先日、新しくzineを発行。今のところ、驚くほど注文が来ていないけれど、受注生産だからまあいっか、と思っている。

(みなさん、中国に興味がないのか、もうzineというものに興味がないのか? はたまた、告知できてないだけか?)

 

「zineとか言って採算気にしてたらモトもコもなくね?」と昔から思っていた。
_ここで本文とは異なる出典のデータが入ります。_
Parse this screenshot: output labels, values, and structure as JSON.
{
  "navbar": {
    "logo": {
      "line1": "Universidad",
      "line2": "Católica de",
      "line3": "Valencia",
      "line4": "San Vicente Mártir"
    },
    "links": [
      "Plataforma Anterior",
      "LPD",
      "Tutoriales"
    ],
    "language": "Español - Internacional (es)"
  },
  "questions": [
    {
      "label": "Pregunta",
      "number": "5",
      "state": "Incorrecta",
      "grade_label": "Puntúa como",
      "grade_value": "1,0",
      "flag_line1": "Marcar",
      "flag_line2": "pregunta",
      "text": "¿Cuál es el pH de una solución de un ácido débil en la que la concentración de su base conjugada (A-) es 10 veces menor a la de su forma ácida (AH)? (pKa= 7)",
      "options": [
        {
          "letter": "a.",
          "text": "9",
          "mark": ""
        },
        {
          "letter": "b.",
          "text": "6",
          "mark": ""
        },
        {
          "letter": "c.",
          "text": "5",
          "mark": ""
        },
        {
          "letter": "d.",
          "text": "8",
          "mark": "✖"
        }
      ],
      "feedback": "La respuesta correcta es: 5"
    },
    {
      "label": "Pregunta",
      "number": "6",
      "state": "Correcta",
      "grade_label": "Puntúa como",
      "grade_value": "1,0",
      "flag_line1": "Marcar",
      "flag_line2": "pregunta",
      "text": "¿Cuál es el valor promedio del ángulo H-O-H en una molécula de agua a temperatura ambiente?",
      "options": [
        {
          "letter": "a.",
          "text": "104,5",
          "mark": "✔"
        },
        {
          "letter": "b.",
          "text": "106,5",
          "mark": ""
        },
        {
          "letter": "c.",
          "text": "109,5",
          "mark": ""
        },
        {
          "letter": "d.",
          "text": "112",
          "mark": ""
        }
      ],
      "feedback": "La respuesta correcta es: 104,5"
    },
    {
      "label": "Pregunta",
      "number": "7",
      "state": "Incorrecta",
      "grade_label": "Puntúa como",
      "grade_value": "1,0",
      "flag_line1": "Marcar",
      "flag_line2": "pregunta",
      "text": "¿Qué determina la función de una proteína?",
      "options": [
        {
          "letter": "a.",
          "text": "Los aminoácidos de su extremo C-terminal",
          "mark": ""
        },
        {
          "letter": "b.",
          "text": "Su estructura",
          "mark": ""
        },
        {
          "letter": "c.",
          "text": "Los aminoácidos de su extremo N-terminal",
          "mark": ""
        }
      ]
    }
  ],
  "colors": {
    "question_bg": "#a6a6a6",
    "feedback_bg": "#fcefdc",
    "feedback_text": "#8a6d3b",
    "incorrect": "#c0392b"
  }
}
われわれ、日本に住む者には、そこらじゅうに「コンビニ」がある! コンビニには、だいたいSHARP製のメンテされたすばらしい複合機がある! しかもだいたい最新型! レーザープリンターでサクッと出力してくれる! コンビニプリントの恩恵を受けないなんてもったいない! わざわざキンコーズやアクセアやカンプリに走らなくていいんですよ? 最寄りのコンビニでも、出先のコンビニでも、どこでも同じ操作で出力できる! すごくね?

 

そういうわけで、今回からわたしのzineは、中ページはコンビニモノクロ出力で、表紙用紙だけどっかから調達してくればOKということになった。

48ページぐらいまでならこのやりかたでいけそう。あと、自分の作業マシンの中に、この制作のためのフォーマットを保存したので、今後応用していけそう。

 

原点回帰ということで、もともと好んで使用していたハトメパンチによる製本を復活させ、また、ページ組版の中にも、以前のzineにあったようなコメンタリ(副音声)枠を復活させた。